In September of 2012, John Smith [his name wasn’t “John Smith”, but we changed it for purposes of this blog], owner of a cooperative apartment on East 73rd Street in Manhattan, failed to pay his maintenance fees. Soon thereafter, the Board retained Itkowitz PLLC. Mr. Smith made promises to the Board to sell his apartment in the short sale, so the Board decided to hold off on legal action. However, after seven months of non-payment of maintenance in a building with only seven owners, the exasperated Board asked us to commence a lawsuit against Mr. Smith. In April 2013, Itkowitz PLLC commenced a summary proceeding against Mr. Smith. The Board was awarded a judgment of possession and warrant of eviction against Mr. Smith in November 2013 and had the NYC Marshal evict Mr. Smith on December 2, 2013.

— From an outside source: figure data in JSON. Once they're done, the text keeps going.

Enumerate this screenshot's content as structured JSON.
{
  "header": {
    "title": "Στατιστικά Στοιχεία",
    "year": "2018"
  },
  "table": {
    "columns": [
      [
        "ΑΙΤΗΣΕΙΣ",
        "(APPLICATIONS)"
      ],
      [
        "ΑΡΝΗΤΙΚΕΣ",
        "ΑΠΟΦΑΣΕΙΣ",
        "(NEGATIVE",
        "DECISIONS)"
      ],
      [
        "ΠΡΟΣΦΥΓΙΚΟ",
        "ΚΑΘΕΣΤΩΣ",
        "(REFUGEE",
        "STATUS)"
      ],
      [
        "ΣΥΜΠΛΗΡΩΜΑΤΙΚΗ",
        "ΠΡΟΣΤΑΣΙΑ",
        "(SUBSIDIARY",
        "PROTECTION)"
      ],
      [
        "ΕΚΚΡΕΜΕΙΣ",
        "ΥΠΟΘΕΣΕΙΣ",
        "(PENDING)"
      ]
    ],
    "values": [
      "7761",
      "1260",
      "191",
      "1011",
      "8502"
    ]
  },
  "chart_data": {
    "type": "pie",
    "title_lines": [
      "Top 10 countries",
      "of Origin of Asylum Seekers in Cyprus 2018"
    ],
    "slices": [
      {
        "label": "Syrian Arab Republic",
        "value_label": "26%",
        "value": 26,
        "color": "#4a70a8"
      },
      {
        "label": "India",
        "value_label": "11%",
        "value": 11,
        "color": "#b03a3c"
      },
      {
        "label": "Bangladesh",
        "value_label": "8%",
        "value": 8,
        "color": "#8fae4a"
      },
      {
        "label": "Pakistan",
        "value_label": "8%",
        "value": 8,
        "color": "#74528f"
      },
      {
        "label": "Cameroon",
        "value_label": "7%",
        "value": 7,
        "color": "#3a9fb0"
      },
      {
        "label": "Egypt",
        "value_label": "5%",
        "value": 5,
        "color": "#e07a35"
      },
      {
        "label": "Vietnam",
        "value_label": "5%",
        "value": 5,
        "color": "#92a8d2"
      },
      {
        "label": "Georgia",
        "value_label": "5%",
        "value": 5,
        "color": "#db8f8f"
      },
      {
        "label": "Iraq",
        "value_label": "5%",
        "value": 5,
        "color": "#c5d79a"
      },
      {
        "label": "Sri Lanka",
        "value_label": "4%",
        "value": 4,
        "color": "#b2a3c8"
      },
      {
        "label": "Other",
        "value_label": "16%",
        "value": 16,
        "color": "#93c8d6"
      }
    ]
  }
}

All the time Mr. Smith was not paying maintenance to Coop, he was also not paying his mortgage. After the summary proceeding, Mr. Smith‘s mortgage bank asked the Board to agree to a “deed in lieu” sale, and offered the Coop only $5,000 for the roughly $60,000 in maintenance the Coop board was owed. The bank could not consummate the transaction without the Board’s approval since the Coop’s lien had priority over the bank’s lien and because each new owner needs approval from the Board. The bank was unwilling to negotiate and increase its low-ball offer, and we refused to agree to a “deed in lieu” sale on the bank’s terms.
Instead, we commenced a UCC Article 9 non-judicial auction of Mr. Smith’s shares. At this point, it may be helpful to point out how a condominium (“condo”) differs from a cooperative apartment (“coop”). A condo owner owns real property; specifically the part of the building where the condo unit is located in. That means that each condo unit has its own block and lot number and can be taxed separately. On the other hand, a coop owns the entire building, and each unit owner owns shares and has a proprietary lease, which entitle the owner to an apartment.
Article 9 provides the rules governing any transaction (other than a finance lease) that couples a debt with a creditor’s interest in a debtor’s personal property. If the debtor defaults, the creditor may repossess and sell the property (generally called collateral) to satisfy the debt. The creditor’s interest is called a “security interest.” Article 9 also covers certain kinds of sales that look like a grant of a security interest. Pursuant to most well written coop by-laws and proprietary lease, such as the ones in this case, a coop has a perfected security interest in the coop shares, and the board can auction them off pursuant to the UCC if an owner is delinquent in paying maintenance.
We hired auctioneer Bill Mannion and sent out the proper notices to Mr. Smith and the bank. Literally, the day before the auction, we received a phone call from the bank and were able to work out a settlement whereby the Coop received the full amount of money for maintenance due the Coop and all of the legal fees in the case. Additionally, the bank agreed to pay the maintenance going forward until the unit is sold.